20 junho 2013

O "Gigante acorda": acordou para o que?

Nas últimas duas semanas, temos assistido a um fenômeno bastante interessante no Brasil: insurgências em diversas capitais brasileiras, que colocaram o povo na rua, contra os interesses dos governos de Estados e municípios. Houve também repercussão nacional, quando a Presidente da República, senhora Dilma Rousseff foi vaiada no jogo de abertura da Copa das Confederações. Some-se a isso a manifestação inaugural, na cidade de São Paulo, que desencadeou o processo, exatamente no centro da força econômico-financeira do País.

Mas existe um movimento político organizado? Onde foram organizadas essas manifestações? As informações passadas pelas empresas de comunicação privadas estão sendo manipuladas contra os manifestantes?

A primeira informação relevante acerca das manifestações é que a maioria é composta por donas de casa, trabalhadores da iniciativa privada, funcionários públicos, desempregados, estudantes e professores universitários. É uma massa disforme, não organizada de pessoas que, movidas por vários interesses, convergiram para formar uma multidão de indignados com os mesmos desafios de sempre: inflação, desemprego, corrupção, ineficiência do Estado diante das políticas públicas relativas à saúde, transportes, educação, infraestrutura dentre várias outras.


Um fator também relevante na mobilização popular é óbvia: o fato de o Brasil estar em foco, diante da realização da Copa das Confederações, orquestrada pela FIFA. No País do futebol, alguém reportou, seria natural que os brasileiros aproveitassem o momento para protestar. E protestam, inclusive, diante de diversas exigências relativas a deveres impostos ao governo brasileiro, relativos à segurança e direitos sobre produtos e serviços prestados aos espectadores nos estádios, e assim por diante. Diante dos olhos de milhões de brasileiros, viu-se o governo federal e dos Estados-membros dobrarem-se diante das exigências de tal organismo internacional, além, obviamente, dos elevados gastos públicos com a construção de estádios de futebol e outras obras - todas atrasadas, super-faturadas e, como se declara à boca miúda, objetos de fraudes com desvio de verbas.

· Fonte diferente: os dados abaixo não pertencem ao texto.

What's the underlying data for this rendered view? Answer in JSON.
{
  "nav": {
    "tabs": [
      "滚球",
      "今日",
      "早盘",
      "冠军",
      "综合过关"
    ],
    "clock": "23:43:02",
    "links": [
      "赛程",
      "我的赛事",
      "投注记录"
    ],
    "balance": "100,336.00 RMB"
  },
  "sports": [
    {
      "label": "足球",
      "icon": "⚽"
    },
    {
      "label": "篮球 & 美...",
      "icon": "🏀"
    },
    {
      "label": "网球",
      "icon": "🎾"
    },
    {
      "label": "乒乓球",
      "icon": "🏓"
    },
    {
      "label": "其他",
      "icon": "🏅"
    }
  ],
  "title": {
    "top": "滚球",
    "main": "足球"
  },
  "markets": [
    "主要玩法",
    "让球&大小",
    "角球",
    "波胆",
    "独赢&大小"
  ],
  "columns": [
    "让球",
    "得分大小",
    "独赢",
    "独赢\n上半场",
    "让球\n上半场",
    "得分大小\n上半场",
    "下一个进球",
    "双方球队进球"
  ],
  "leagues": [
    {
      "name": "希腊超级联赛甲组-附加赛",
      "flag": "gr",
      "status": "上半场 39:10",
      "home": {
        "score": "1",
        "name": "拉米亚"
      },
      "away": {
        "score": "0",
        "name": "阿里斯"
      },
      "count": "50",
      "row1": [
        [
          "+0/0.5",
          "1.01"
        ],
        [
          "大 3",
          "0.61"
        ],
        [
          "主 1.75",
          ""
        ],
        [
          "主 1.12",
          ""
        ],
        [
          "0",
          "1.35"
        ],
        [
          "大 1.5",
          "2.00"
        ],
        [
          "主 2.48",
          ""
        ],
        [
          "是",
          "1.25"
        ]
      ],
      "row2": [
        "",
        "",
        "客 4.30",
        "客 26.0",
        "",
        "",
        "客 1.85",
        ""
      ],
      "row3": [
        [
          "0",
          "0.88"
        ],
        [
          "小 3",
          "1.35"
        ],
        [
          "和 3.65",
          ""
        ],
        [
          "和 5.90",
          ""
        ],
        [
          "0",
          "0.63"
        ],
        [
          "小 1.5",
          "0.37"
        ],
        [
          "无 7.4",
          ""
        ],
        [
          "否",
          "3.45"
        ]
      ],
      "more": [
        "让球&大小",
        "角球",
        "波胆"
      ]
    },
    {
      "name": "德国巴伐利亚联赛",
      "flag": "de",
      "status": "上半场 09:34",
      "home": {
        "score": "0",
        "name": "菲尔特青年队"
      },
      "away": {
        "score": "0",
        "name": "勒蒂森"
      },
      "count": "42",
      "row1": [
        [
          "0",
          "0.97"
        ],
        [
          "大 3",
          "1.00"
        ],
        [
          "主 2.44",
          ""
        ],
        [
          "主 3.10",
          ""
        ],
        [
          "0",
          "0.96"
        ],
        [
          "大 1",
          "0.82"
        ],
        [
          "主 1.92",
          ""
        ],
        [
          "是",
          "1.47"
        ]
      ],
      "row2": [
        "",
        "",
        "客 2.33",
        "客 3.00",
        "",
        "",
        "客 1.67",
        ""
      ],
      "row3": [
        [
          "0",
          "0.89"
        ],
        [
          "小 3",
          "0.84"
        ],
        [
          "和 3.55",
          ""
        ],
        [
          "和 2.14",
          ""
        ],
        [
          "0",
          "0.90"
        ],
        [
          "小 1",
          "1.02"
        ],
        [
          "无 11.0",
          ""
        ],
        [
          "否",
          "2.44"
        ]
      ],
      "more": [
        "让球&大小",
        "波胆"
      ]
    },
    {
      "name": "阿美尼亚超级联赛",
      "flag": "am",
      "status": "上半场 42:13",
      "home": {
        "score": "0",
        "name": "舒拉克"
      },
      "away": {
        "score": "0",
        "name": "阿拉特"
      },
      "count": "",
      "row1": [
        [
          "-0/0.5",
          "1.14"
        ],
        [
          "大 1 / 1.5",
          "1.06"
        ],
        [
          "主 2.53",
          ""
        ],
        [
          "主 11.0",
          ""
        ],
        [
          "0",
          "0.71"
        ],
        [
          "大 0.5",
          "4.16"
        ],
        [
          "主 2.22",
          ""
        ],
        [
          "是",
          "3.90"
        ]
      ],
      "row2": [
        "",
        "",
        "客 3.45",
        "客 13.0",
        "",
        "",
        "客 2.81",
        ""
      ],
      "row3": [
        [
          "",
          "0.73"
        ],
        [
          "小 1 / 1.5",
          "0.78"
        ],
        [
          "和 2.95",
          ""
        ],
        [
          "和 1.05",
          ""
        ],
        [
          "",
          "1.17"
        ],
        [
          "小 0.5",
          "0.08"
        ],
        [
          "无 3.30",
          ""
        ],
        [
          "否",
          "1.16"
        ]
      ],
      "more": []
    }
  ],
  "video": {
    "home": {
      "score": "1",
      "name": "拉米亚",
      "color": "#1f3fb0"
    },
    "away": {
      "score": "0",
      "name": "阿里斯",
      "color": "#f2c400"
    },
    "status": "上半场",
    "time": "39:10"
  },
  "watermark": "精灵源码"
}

Essa multidão organizou-se nas mídias sociais digitais, notadamente, no Facebook e Twitter. A versatilidade dessas mídias, que podem ser acessadas da maioria dos dispositivos de comunicação móvel (telefones celulares, tablets e afins) favoreceu a organização e a disseminação de diretrizes aos manifestantes. Os encontros têm sido marcados em páginas, onde o manifestante consegue não apenas as informações sobre as passeatas, como também arregimenta a participação de colegas e familiares, aos eventos programados em locais públicos.

O interessante desse suporte digital é que, por comportar conteúdo audiovisual, ele tem servido, também, como veículo de comunicação social, demonstrando a truculência com que as autoridades públicas têm tratado os manifestantes. Não é incomum, sendo correto afirmar que abundam fotos e vídeos sobre ataques de ambos os lados - e a violência surge, aqui, como um tema também a ser discutido.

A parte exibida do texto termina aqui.